Ce dernier y fulmine contre les "libéraux de gauche" qui militent pour le droit de "tuer des enfants". Selon lui, le problème de la démocratie en matière d'avortement réside dans le fait que les fœtus avortés n'ont pas le droit de vote.

Selon Daniel Tilles, journaliste et historien qui gère les comptes Facebook et TwitterNotes de Pologne souligne que les producteurs de l'émission savaient que le sujet principal du jour serait l'avortement et ont choisi en toute conscience de n'inviter aucune femme. "C'est courant en Pologne". Il rapporte à Euronews que "le même jour, une seule femme était l'invitée de l'émission concurrente de la chaîne privée TVN quand il y avait trois femmes pour trois hommes dans l'émission de Polsat".

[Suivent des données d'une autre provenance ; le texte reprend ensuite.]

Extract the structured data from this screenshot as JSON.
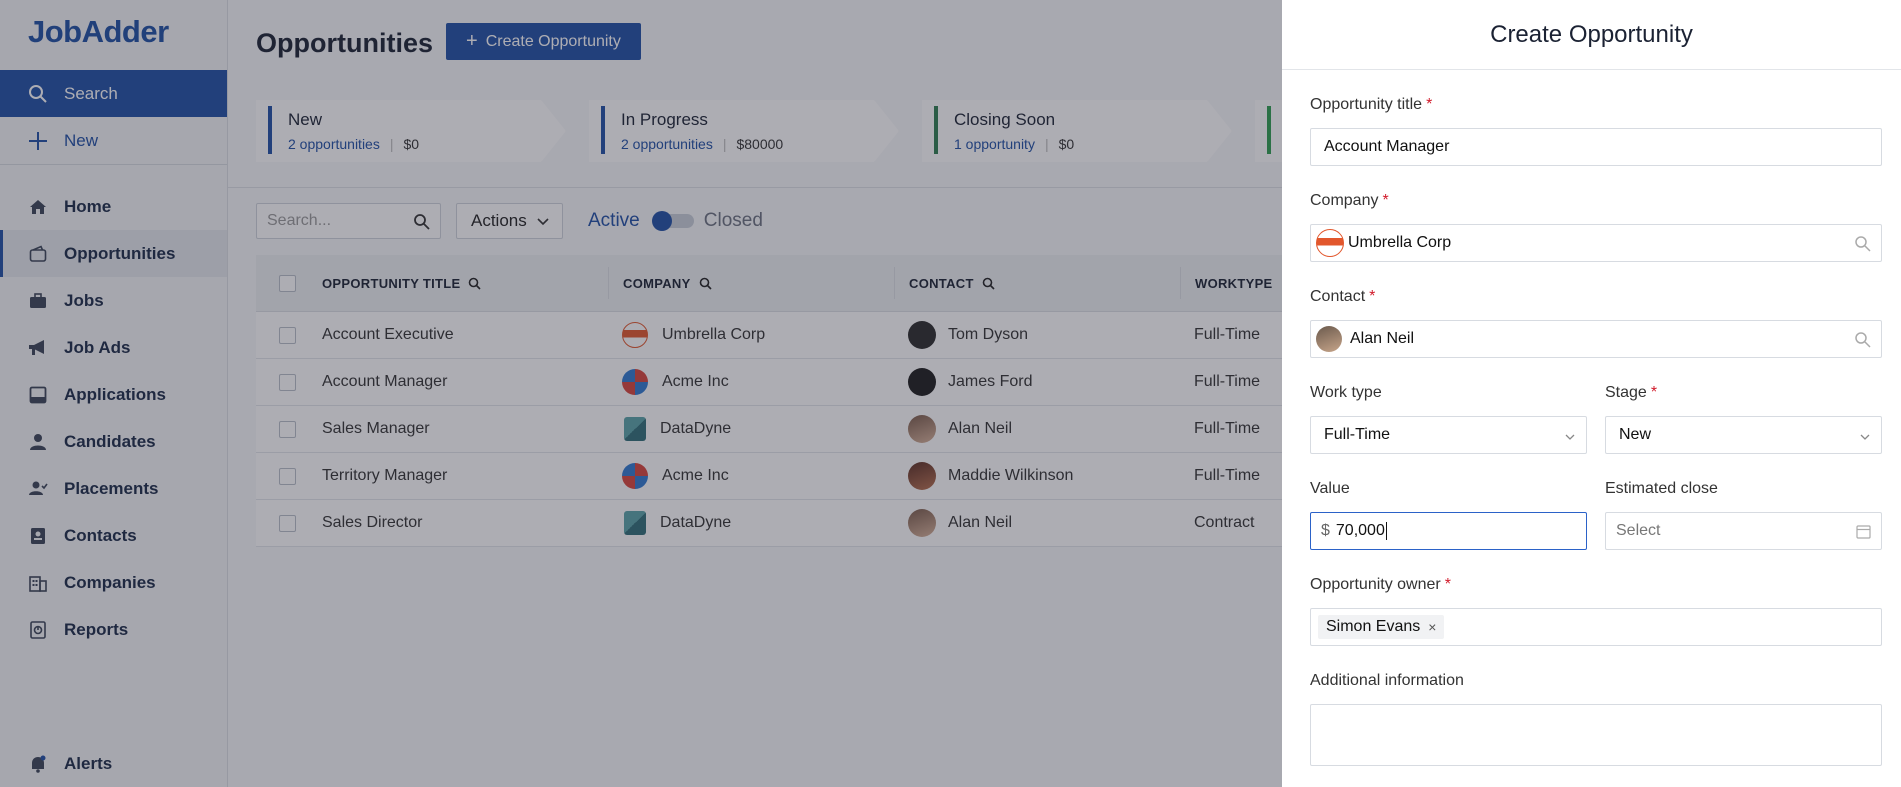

Quand les femmes utilisent la dérision pour contre-attaquer

En janvier, cinq femmes ont décidé de se moquer de ces débats 100% masculins pour parler d'un sujet qui les concerne elles au premier chef. Elles ont donc organisé un faux débat télévisé où elles échangent sur la santé sexuelle des hommes. La discussion porte donc sur les problèmes d'érection et sur le fait que, comme le rapporte Notes de Pologne, le viagra est disponible sans ordonnance dans le pays alors que la pilule contraceptive est soumise à prescription médicale.

"Je pense que les hommes devraient être protégés du viagra car c'est un médicament extrêmement puissant qui comporte de nombreux effets secondaires" argumente ainsi l'une des invitées. "Une érection est un don de Dieu" lui répond une autre. "Utiliser du viagra interfère avec les plans de Dieu."